Of course, low wages and low morale do not make people cruel or abusive. But such conditions do exacerbate staff shortages and high turnover that can lead to less rigorous recruitment practices, lowered standards and people being thrown into stressful, understaffed conditions without the training – let alone the personal qualities or temperament – to cope.

Working in care is a very demanding, emotionally draining, highly skilled vocation. It’s not interchangeable with cleaning, shop work, or other minimum wage jobs, nor is it possible to do well with a day’s induction. Those who excel love it and stick at it despite the poor pay and low regard in which the public holds their profession.

They must surely despair, then, when they see another TV exposé of abuse. Because, while each instance of abuse represents a human tragedy and a fundamental failure of a system designed to care, the exposés feed our negative perceptions – indeed our fear – of the care system. And this does the vast majority of dedicated care workers an injustice. Instances of abuse represent a tiny proportion of the hundreds of thousands of care interactions taking place every day, but the media coverage these cases attract, the subsequent unpicking of responsibility, follow-up prosecutions and so on means that these loom large in the public imagination.

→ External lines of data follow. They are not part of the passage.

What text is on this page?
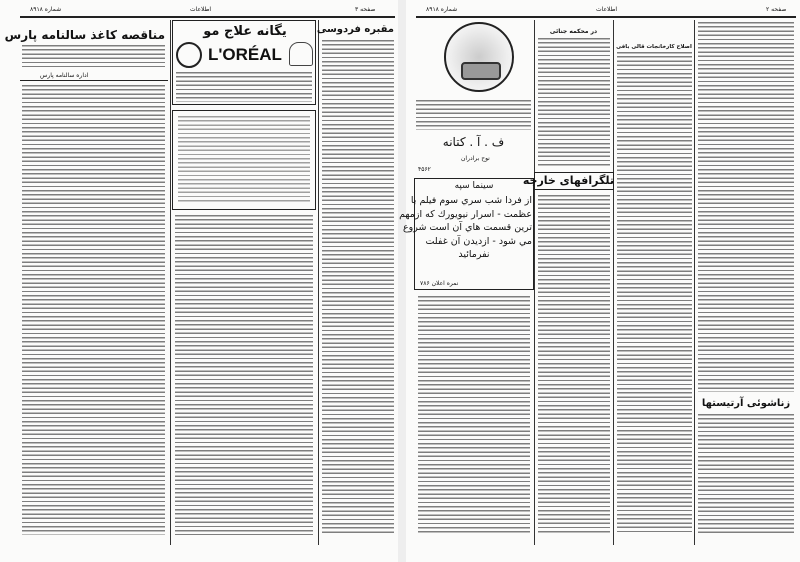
شماره ۸۹۱۸	اطلاعات	صفحه ۳
مناقصه کاغذ سالنامه پارس
اداره سالنامه پارس
یگانه علاج مو
L'ORÉAL
مقبره فردوسی
شماره ۸۹۱۸	اطلاعات	صفحه ۲
ف . آ . کتانه
نوح برادران
۴۵۶۲
سینما سپه
از فردا شب سري سوم فيلم با
عظمت - اسرار نيويورك كه ازمهم
ترين قسمت هاي آن است شروع
مي شود - ازديدن آن غفلت
نفرمائيد
نمره اعلان ۷۸۶
در محکمه جنائی
تلگرافهای خارجه
اصلاح کارخانجات قالی بافی
زناشوئی آرتیستها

In polling by Demos for our Commission on Residential Care, chaired by former care services minister Paul Burstow, three-quarters of the public said they wouldn’t consider moving into a care home at old age. Of these, 54% said this was because they feared neglect or being abused, a significantly higher percentage than those who didn’t want to have to sell their house to cover costs (33%) or lose contact with friends and family (31%).

With a disproportionate focus on failure, and scant regard given to the exceptional work carried out every day by care workers, is it any wonder that the public feel abuse is rife?

The same survey found that while 24% of people on average said they would consider moving into a home in old age, this rose to 39% among care home workers. While a care home will never (nor needs) be a first choice for the majority, those who see one every day are more likely to consider it as an option for themselves.

We are presented, then, with a catch-22 situation. How do we root out abuse in care, without vilifying the entire workforce and terrifying the public? When we read of physical or sexual abuse by a teacher, we do not fear to send our children to school. And this is because everyone has been to school – we know such cases are an exception to the rule. But care homes are mysterious places, few of us pass through their doors until we or our parents have to. They are associated with frailty and a loss of independence. We have little to go on other than what the papers – or Panorama – tell us.

Why should any home strive to be better? How can they be encouraged to innovate? Care homes need fair funding and acknowledgement of their vital role in a care system where the numbers of the very old, and those with dementia, are soaring. Outstanding achievements need to be celebrated with the same vigour as failures are exposed. Without this, residential care settings will lack confidence to open their doors to the community – some are already offering day centres, GPs and MPs consulting space – and ask what future generations of would-be residents expect from communal living. No matter what resources are committed to improving the quality of care, without proper recognition, the sector will stagnate.